Complete step by step answer:
First of all, let’s consider $M$ refer to the number of students who take mathematics and $B$ refer to the number of students who take biology.
So we can say that,
$ \Rightarrow n(M) = 45$
And we have to find $n(B)$ .
Also we have given students take both mathematics and biology is $10$ we can write this sentence in terms of sets,
$ \Rightarrow n(M \cap B) = 10$
Also we have given total number of students is $64$ we can write this sentence in terms of sets,
$ \Rightarrow n(M \cup B) = 64$
Now, apply formula to find $n(B)$
$ \Rightarrow n(M \cup B) = n(M) + n(B) - n(M \cap B)$
Now, put values in above equation to find $n(B)$
$ \Rightarrow 64 = 45 + n(B) - 10$
$ \Rightarrow n(B) = 29$
So, we find a total number of students are in biology.
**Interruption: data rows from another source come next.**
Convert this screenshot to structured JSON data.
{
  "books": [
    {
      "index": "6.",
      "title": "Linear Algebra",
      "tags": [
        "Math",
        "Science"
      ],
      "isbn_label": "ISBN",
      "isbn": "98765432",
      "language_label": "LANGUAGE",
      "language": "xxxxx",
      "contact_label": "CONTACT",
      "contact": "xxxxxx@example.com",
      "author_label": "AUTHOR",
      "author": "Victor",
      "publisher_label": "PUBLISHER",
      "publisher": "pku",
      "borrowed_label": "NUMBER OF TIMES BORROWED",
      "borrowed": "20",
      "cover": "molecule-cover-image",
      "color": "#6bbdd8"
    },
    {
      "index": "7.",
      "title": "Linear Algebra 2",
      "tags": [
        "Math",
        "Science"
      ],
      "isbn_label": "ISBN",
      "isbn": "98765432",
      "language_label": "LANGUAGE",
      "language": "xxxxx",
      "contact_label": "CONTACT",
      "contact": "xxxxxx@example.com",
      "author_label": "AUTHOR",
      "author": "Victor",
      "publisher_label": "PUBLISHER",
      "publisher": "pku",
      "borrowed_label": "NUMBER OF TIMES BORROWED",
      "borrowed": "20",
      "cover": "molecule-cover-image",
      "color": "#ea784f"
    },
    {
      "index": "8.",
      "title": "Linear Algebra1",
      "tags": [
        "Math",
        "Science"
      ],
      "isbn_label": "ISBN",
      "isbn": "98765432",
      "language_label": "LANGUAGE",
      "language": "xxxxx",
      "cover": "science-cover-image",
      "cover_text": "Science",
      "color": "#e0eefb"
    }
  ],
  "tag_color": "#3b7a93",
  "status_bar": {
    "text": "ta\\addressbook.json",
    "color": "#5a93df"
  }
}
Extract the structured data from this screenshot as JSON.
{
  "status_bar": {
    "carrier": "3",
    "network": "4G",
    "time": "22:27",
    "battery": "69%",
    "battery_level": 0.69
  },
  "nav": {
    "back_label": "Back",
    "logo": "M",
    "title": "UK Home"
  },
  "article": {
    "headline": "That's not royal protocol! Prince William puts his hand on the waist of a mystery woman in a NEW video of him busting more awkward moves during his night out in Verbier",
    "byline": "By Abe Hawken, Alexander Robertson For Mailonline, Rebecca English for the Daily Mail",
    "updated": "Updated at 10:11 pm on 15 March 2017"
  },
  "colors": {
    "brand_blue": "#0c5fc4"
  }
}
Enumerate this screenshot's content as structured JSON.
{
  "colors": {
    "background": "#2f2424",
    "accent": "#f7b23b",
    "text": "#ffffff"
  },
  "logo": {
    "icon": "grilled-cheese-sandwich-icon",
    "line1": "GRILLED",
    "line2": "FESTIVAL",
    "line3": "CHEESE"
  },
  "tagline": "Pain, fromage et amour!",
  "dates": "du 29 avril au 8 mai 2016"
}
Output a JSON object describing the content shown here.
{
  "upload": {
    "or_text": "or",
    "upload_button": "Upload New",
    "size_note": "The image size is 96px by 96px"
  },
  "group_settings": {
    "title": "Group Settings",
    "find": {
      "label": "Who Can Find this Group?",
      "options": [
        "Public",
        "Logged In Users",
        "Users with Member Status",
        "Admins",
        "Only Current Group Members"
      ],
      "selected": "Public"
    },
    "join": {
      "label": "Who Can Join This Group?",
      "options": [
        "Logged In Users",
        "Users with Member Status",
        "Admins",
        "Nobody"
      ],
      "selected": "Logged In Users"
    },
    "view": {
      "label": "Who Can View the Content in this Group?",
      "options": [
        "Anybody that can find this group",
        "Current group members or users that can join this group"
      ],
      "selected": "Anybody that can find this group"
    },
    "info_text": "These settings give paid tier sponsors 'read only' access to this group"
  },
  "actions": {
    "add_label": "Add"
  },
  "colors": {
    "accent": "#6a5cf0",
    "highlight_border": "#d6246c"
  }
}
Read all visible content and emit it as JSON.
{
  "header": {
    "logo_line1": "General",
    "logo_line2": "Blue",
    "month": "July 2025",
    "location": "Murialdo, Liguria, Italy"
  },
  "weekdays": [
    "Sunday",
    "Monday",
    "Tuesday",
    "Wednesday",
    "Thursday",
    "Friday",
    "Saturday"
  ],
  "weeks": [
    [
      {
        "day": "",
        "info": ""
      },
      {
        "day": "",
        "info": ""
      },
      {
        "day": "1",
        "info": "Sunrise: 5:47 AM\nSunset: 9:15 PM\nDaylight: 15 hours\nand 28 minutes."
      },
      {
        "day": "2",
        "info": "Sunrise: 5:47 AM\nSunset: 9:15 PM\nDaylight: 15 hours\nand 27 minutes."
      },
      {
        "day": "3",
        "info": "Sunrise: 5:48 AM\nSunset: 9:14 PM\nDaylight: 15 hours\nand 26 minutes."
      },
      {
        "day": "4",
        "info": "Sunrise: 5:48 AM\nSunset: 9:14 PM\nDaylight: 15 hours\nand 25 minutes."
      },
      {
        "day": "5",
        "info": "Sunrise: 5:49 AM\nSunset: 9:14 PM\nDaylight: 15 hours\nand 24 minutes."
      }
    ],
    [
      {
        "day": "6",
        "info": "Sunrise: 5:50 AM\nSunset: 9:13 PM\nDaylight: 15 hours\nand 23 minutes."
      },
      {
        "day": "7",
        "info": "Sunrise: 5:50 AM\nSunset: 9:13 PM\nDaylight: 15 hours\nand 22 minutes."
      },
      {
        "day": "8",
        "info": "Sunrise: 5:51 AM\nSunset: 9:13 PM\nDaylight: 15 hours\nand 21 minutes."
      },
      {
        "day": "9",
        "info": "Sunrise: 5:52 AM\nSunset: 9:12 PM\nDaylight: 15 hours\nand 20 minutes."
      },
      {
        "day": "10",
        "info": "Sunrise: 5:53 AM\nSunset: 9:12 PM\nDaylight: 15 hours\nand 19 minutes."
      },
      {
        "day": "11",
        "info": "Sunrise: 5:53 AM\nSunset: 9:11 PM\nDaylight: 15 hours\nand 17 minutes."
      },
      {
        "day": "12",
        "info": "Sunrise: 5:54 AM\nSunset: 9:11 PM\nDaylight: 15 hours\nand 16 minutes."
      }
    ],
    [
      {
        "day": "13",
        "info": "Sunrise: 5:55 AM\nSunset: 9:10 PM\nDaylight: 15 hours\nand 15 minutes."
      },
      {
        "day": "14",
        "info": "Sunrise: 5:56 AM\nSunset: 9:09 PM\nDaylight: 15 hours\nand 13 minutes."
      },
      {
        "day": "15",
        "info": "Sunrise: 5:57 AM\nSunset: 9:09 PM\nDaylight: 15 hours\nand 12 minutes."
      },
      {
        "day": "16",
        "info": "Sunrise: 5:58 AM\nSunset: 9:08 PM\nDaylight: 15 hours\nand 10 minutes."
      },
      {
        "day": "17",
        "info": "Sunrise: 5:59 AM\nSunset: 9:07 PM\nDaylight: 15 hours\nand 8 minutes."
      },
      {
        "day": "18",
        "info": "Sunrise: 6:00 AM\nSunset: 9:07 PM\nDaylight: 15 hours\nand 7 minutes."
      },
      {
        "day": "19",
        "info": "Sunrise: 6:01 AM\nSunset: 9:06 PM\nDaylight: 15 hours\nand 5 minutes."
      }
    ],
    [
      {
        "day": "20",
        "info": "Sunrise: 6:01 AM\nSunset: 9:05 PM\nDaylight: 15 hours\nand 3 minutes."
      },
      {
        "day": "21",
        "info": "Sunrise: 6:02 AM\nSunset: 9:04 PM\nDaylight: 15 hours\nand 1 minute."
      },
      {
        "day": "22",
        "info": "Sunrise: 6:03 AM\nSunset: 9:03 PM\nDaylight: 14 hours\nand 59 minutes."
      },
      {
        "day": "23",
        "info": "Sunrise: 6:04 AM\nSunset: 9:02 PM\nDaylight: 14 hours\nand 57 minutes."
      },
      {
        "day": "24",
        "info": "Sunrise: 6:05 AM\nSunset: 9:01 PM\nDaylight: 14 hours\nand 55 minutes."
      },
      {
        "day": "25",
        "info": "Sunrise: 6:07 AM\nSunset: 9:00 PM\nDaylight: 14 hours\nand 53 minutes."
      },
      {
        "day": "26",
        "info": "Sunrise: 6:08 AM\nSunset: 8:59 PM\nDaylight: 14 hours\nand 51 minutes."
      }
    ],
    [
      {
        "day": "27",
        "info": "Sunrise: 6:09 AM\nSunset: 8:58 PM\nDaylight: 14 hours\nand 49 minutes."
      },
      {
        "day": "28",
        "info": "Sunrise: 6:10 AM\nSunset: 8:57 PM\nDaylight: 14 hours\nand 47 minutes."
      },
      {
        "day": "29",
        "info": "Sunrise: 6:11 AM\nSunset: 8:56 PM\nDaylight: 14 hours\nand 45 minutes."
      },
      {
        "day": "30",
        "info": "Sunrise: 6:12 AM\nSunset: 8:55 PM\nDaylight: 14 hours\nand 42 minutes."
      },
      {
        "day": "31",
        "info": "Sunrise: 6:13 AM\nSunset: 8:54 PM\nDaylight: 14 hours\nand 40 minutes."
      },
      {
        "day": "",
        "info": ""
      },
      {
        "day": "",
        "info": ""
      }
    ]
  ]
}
Now, subtract it from number of students take both mathematics and biology and we will get our answer,
$ \Rightarrow n(B) = n(B) - n(M \cap B)$
$ \Rightarrow n(B) = 29 - 10$
$ \Rightarrow n(B) = 19$
Therefore, we can see that the number of students taking only biology is $19$. So, the correct option is option (B).

Note:
In this problem we use the union of sets and intersection of sets. More on union and intersection sets:
Union of sets: If set $A$ and set $B$ are two sets, then $A$ union $B$ is the set that contains all the elements of set $A$ and set $B$. It is referred to as $A \cup B$.
Intersection of sets: If set $A$ and set $B$ are two sets, then $A$ intersection $B$ is the set that contains only the common elements between set $A$ and set $B$. It is denoted as $A \cap B$.